Basically Wilson’s strategy is this.

First, create a web worker thread. This will work in conjunction with the main thread. Part of the strategy is to use this separate thread that doesn’t have any big computation in it for a setTimeout timer X whose callback Xc regularly calls a schedule function Xcs, when needed, to schedule events. X has to be set to timeout sufficiently in advance of when sounds need to start that they can start seamlessly. Just how many milliseconds in advance it needs to be set will have to be figured out with trial and error.

But it’s desirable that the scheduling be done as late as feasibly possible, also. If user interaction necessitates recalculation and resetting of events and other structures, probably we want to do that as infrequently as possible, which means doing the scheduling as late as possible. As late as possible. And as early as necessary.

When we set a setTimeout timer to time out in x milliseconds, it doesn’t necessarily execute its callback in x milliseconds. If the thread or the system is busy, that can be delayed by 10 to 50 ms. Which is more inaccuracy than rhythmic timing will permit. That is one reason why timeout X needs to timeout before events need to be scheduled. Cuz if you set it to timeout too closely to when events need to be scheduled, it might end up timing out after events need to be scheduled, which won’t do—you’d have audible gaps.

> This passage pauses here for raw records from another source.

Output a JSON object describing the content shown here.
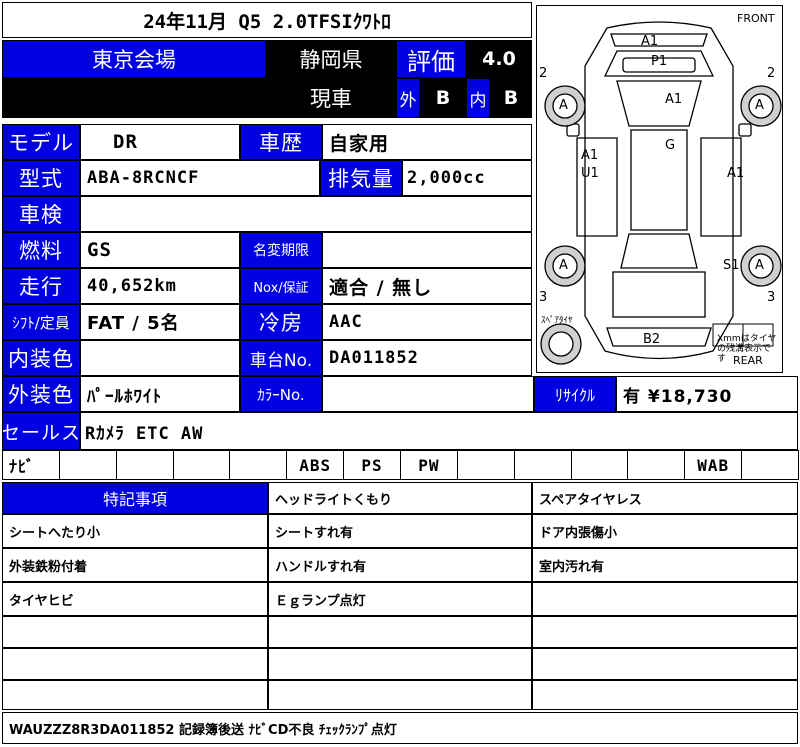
{
  "header": {
    "title": "24年11月 Q5 2.0TFSIｸﾜﾄﾛ"
  },
  "auction": {
    "venue": "東京会場",
    "prefecture": "静岡県",
    "grade_label": "評価",
    "grade": "4.0",
    "status": "現車",
    "exterior_label": "外",
    "exterior": "B",
    "interior_label": "内",
    "interior": "B"
  },
  "spec": {
    "model_label": "モデル",
    "model": "DR",
    "history_label": "車歴",
    "history": "自家用",
    "type_label": "型式",
    "type": "ABA-8RCNCF",
    "displacement_label": "排気量",
    "displacement": "2,000cc",
    "inspection_label": "車検",
    "inspection": "",
    "fuel_label": "燃料",
    "fuel": "GS",
    "transfer_label": "名変期限",
    "transfer": "",
    "mileage_label": "走行",
    "mileage": "40,652km",
    "nox_label": "Nox/保証",
    "nox": "適合 / 無し",
    "shift_label": "ｼﾌﾄ/定員",
    "shift": "FAT / 5名",
    "ac_label": "冷房",
    "ac": "AAC",
    "interior_color_label": "内装色",
    "interior_color": "",
    "chassis_label": "車台No.",
    "chassis": "DA011852",
    "exterior_color_label": "外装色",
    "exterior_color": "ﾊﾟｰﾙﾎﾜｲﾄ",
    "color_no_label": "ｶﾗｰNo.",
    "color_no": "",
    "recycle_label": "ﾘｻｲｸﾙ",
    "recycle": "有 ¥18,730",
    "sales_label": "セールス",
    "sales": "Rｶﾒﾗ ETC AW"
  },
  "equipment": [
    "ﾅﾋﾞ",
    "",
    "",
    "",
    "",
    "ABS",
    "PS",
    "PW",
    "",
    "",
    "",
    "",
    "WAB",
    ""
  ],
  "notes": {
    "header": "特記事項",
    "items": [
      "ヘッドライトくもり",
      "スペアタイヤレス",
      "シートへたり小",
      "シートすれ有",
      "ドア内張傷小",
      "外装鉄粉付着",
      "ハンドルすれ有",
      "室内汚れ有",
      "タイヤヒビ",
      "Ｅｇランプ点灯",
      ""
    ]
  },
  "footer": {
    "remarks": "WAUZZZ8R3DA011852 記録簿後送 ﾅﾋﾞCD不良 ﾁｪｯｸﾗﾝﾌﾟ点灯"
  },
  "diagram": {
    "front": "FRONT",
    "rear": "REAR",
    "marks": {
      "hood_top": "A1",
      "front_panel": "P1",
      "roof": "A1",
      "windshield": "G",
      "left_door_a": "A1",
      "left_door_u": "U1",
      "right_door": "A1",
      "wheel_fl": "A",
      "wheel_fr": "A",
      "wheel_rl": "A",
      "wheel_rr": "A",
      "rear_side": "S1",
      "rear_bumper": "B2",
      "corner_fl": "2",
      "corner_fr": "2",
      "corner_rl": "3",
      "corner_rr": "3"
    },
    "spare_label": "ｽﾍﾟｱﾀｲﾔ",
    "legend": "Xmmはタイヤの残溝表示です"
  }
}
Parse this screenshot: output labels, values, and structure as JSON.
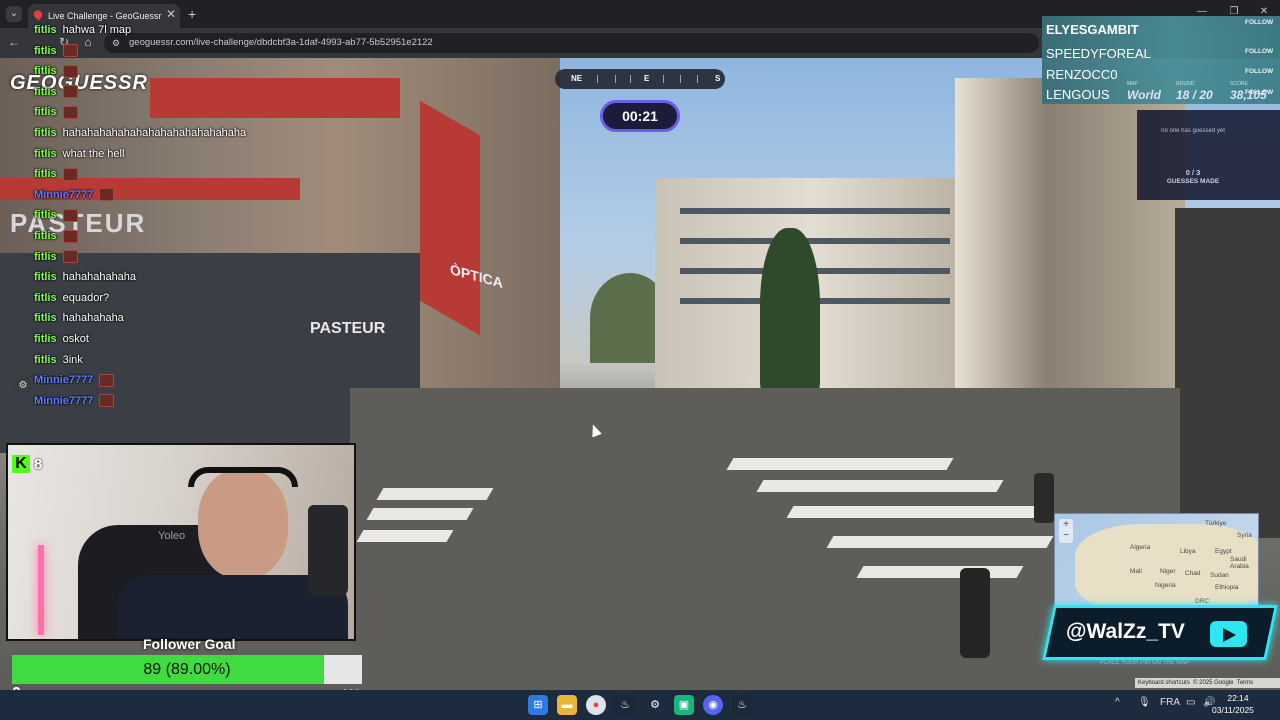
{
  "browser": {
    "tab_title": "Live Challenge - GeoGuessr",
    "tab_close": "✕",
    "new_tab": "+",
    "url": "geoguessr.com/live-challenge/dbdcbf3a-1daf-4993-ab77-5b52951e2122",
    "window_controls": [
      "—",
      "❐",
      "✕"
    ]
  },
  "game": {
    "logo": "GEOGUESSR",
    "compass": {
      "left": "NE",
      "center": "E",
      "right": "S"
    },
    "timer": "00:21",
    "guesses_none": "no one has guessed yet",
    "guesses_count": "0 / 3",
    "guesses_label": "GUESSES MADE",
    "place_pin": "PLACE YOUR PIN ON THE MAP",
    "map_zoom": [
      "+",
      "−"
    ],
    "map_labels": [
      "Türkiye",
      "Syria",
      "Algeria",
      "Libya",
      "Egypt",
      "Saudi Arabia",
      "Mali",
      "Niger",
      "Chad",
      "Sudan",
      "Nigeria",
      "Ethiopia",
      "DRC"
    ],
    "gmaps_bar": [
      "Keyboard shortcuts",
      "© 2025 Google",
      "Terms"
    ]
  },
  "leaderboard": {
    "rows": [
      {
        "name": "ELYESGAMBIT",
        "follow": "FOLLOW"
      },
      {
        "name": "SPEEDYFOREAL",
        "follow": "FOLLOW"
      },
      {
        "name": "RENZOCC0",
        "follow": "FOLLOW"
      },
      {
        "name": "LENGOUS",
        "follow": "FOLLOW"
      }
    ],
    "map_label": "MAP",
    "map_value": "World",
    "round_label": "ROUND",
    "round_value": "18 / 20",
    "score_label": "SCORE",
    "score_value": "38,105"
  },
  "chat": [
    {
      "user": "fitlis",
      "msg": "hahwa 7l map"
    },
    {
      "user": "fitlis",
      "msg": ""
    },
    {
      "user": "fitlis",
      "msg": ""
    },
    {
      "user": "fitlis",
      "msg": ""
    },
    {
      "user": "fitlis",
      "msg": ""
    },
    {
      "user": "fitlis",
      "msg": "hahahahahahahahahahahahahahaha"
    },
    {
      "user": "fitlis",
      "msg": "what the hell"
    },
    {
      "user": "fitlis",
      "msg": ""
    },
    {
      "user": "Minnie7777",
      "msg": ""
    },
    {
      "user": "fitlis",
      "msg": ""
    },
    {
      "user": "fitlis",
      "msg": ""
    },
    {
      "user": "fitlis",
      "msg": ""
    },
    {
      "user": "fitlis",
      "msg": "hahahahahaha"
    },
    {
      "user": "fitlis",
      "msg": "equador?"
    },
    {
      "user": "fitlis",
      "msg": "hahahahaha"
    },
    {
      "user": "fitlis",
      "msg": "oskot"
    },
    {
      "user": "fitlis",
      "msg": "3ink"
    },
    {
      "user": "Minnie7777",
      "msg": ""
    },
    {
      "user": "Minnie7777",
      "msg": ""
    }
  ],
  "scene_signs": {
    "shop1": "PASTEUR",
    "shop2": "PASTEUR",
    "shop3": "ÒPTICA"
  },
  "webcam": {
    "viewer_count": "8",
    "kick_logo": "K",
    "chair_brand": "Yoleo"
  },
  "follower_goal": {
    "title": "Follower Goal",
    "text": "89 (89.00%)",
    "progress": 0.89,
    "min": "0",
    "max": "100"
  },
  "social": {
    "handle": "@WalZz_TV"
  },
  "taskbar": {
    "apps": [
      "windows-start",
      "file-explorer",
      "chrome",
      "steam",
      "settings",
      "terminal",
      "discord",
      "steam-2"
    ],
    "tray_lang": "FRA",
    "time": "22:14",
    "date": "03/11/2025"
  },
  "colors": {
    "accent": "#6c5ce7",
    "kick_green": "#53fc18",
    "cyan": "#2ee6f0",
    "goal_fill": "#3fdc3f"
  }
}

Another reason why events may need to be scheduled in advance of when they need to happen is some browsers—such as Firefox—may require some time to get it together to play a sound. As I noted at the beginning, Firefox doesn’t support seamless looping via just starting sounds when they end. That means either that the end event’s callback happens quite a long time after the sound ends (improbable) or sounds require a bit of prep by Firefox before they can be played, in some situations.

OK, so we need to schedule events a little before those events have to happen. We regularly set a timer X (using setTimeout or setInterval) to timeout in our web worker thread. When it does, it posts a message to the main thread that it ticked, that it’s time to see if events need scheduling.
If some sounds do need to be scheduled to start, we schedule them now, in the main thread.

But to understand that process, it’s important to understand the AudioContext’s currentTime property. It’s measured in seconds from a 0 value when audio processing in the program begins. This is a high-precision clock. Regardless of how busy the system is, this clock keeps good time. Also, when you pause the program’s execution with the debugger, currentTime keeps changing. currentTime stops for nothing! The moral of the story is we want to schedule events that need rhythmic accuracy with currentTime.

That can be done with the .start(when, offset, duration) method. The ‘when’ parameter “should be specified in the same time coordinate system as the AudioContext’s currentTime attribute.” If we schedule events in that time coordinate system, we should be golden, concerning synchronization, as long as we allow for browsers such as Firefox needing enough prep time to play sounds. How much time do such browsers require? Well, I’ll find out in trials, when I get my code running.

The approach Chris Wilson recommends to event scheduling is similar to the approach I took in Nio and Jig Sound, which I programmed in Lingo. Again, it was necessary to schedule the playing of sounds in advance of the time when they needed to be played. And, again, that scheduling needed to be done as late as possible but as early as necessary. Also, it was important to not rely solely on timers but to ground the scheduling in the physical state of the audio. In the Web Audio API, that’s available via the AudioContext’s currentTime property. In Lingo, it was available by inserting a cuePoint in a sound and reacting to an event being triggered when that cuePoint was passed. In Nio and Jig-Sound, I used one and only one silent sound that contained a cuePoint to synchronize everything. That cuePoint let me ground the event scheduling in a kind of absolute time, physical time, which is what the Web Audio API currentTime gives us also.

I’ll revisit this stuff in later posts as I build my code.